Now that you’re leaving your job, you’re faced with an important financial decision: what to do with your retirement plan savings so that you can stay on track to meet your financial goals. You need to choose to either: Roll, Move, Stay, or Pay.
How do I roll money over into an IRA account?
To keep your retirement savings growing, you can roll over to an individual retirement account (IRA). You can save with tax benefits of tax-deferred growth by rolling over into either a traditional IRA or Roth IRA.
What is the difference between a before-tax traditional IRA and after-tax Roth IRA?
Before-tax traditional IRA is a nontaxable rollover that allows your money to grow tax-deferred, but you pay taxes when you take distributions. After-tax Roth IRA is taxable at the time of conversion, however any qualified distributions from your investments will be tax-free. For Roth IRA, you can choose between 401(k) or Roth 403(b) accounts. Contact an advisor today for more advice on which rollover account you want to choose.

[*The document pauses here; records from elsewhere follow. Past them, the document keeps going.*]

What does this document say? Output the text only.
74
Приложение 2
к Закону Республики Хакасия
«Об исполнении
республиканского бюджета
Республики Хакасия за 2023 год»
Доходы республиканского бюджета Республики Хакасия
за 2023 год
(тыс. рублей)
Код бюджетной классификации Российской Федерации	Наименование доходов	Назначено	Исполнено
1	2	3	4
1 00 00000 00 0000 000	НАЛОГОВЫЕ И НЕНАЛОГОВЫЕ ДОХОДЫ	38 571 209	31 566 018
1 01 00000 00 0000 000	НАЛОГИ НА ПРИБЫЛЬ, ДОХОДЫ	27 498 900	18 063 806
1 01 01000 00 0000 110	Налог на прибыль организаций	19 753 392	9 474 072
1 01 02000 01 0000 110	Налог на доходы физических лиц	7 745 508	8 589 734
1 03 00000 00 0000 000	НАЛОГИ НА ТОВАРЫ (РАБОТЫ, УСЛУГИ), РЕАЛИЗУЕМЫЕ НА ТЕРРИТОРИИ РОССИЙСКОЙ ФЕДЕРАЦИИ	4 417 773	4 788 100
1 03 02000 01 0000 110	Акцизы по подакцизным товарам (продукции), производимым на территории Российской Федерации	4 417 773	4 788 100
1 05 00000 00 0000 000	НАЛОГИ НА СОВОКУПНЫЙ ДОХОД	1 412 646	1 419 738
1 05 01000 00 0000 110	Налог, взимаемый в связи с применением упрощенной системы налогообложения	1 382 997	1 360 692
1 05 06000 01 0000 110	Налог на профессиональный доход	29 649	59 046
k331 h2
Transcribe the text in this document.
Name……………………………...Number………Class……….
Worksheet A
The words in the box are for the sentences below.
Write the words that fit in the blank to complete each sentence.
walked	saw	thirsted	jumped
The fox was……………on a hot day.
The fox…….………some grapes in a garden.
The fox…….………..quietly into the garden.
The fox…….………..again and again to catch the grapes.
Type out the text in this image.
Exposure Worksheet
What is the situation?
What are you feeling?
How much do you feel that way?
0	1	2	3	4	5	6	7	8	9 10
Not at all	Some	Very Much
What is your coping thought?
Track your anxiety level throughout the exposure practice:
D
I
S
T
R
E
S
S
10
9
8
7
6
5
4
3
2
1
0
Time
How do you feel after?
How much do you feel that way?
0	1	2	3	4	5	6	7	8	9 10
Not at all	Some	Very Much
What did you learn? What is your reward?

How do I transfer my account balance directly from my former employer’s plan to the new one?
Moving your money into your new employer’s plan allows you tax benefits in tax-deferred growth using the Roth option you choose. Keep in mind as a new employee, there may be a waiting period before you can move your money. If you transfer your vested balance, you may delay taking required minimum distributions (RMDs) until you actually retire.
What about before-tax or after-tax contributions?
Before-tax contributions can be moved from any type of salary deferral plan to another. After-tax Roth contributions can only be moved into the same type of salary deferral plan. Any rollover will have to be one directly on a trustee-to-trustee basis, not as a 60-day rollover. You must transfer the assets directly form your plan’s trustee to the trustee of your new employer’s plan without taking receipt of the money yourself. A Transfer of Assets or Direct Rollover form will need to be completed for this transaction. Consult a representative for more information on this option.
How can I remain in my former retirement plan? What should I know about this option?
If your former employer allows it, you can leave your retirement plan balance the way it is. You will receive the same tax benefits and will be familiar with your current options and investments. Keep in mind that remaining in your current plan will limit you to investment options made available by your former employer, you will not be able to make additional contributions, and you will need to follow plan’s rules including being charged fees to remain in the plan.
What if my plan has an automatic cashout/rollover rule? What does it mean?
If you have $1,000 or less, your previous employer can choose to close your account and distribute the amount as a check. If your balance is between $1,000 and $5,000, your employer can roll your savings into a tradition or Roth IRA of their choice. Both qualified retirement plans and IRAs typically involve fees, expenses, and services that should be compared when considering a qualified plan rollover.
How can I cash out of my retirement plan? Are there any penalties?
If you choose the option of cashing out of your plan, you may almost half of your before-tax savings to income taxes and other possible penalties. If you are under 59.5 of age, you could pay an additional 10% penalty on the distribution and pay federal and state income taxes as well. There are some circumstances where early withdrawal penalty would not apply: you are at least 55 when you leave your job, you take distributions in substantially equal amounts for 5 years or until you are 59.5 of age, or you become disabled or have certain medical expenses.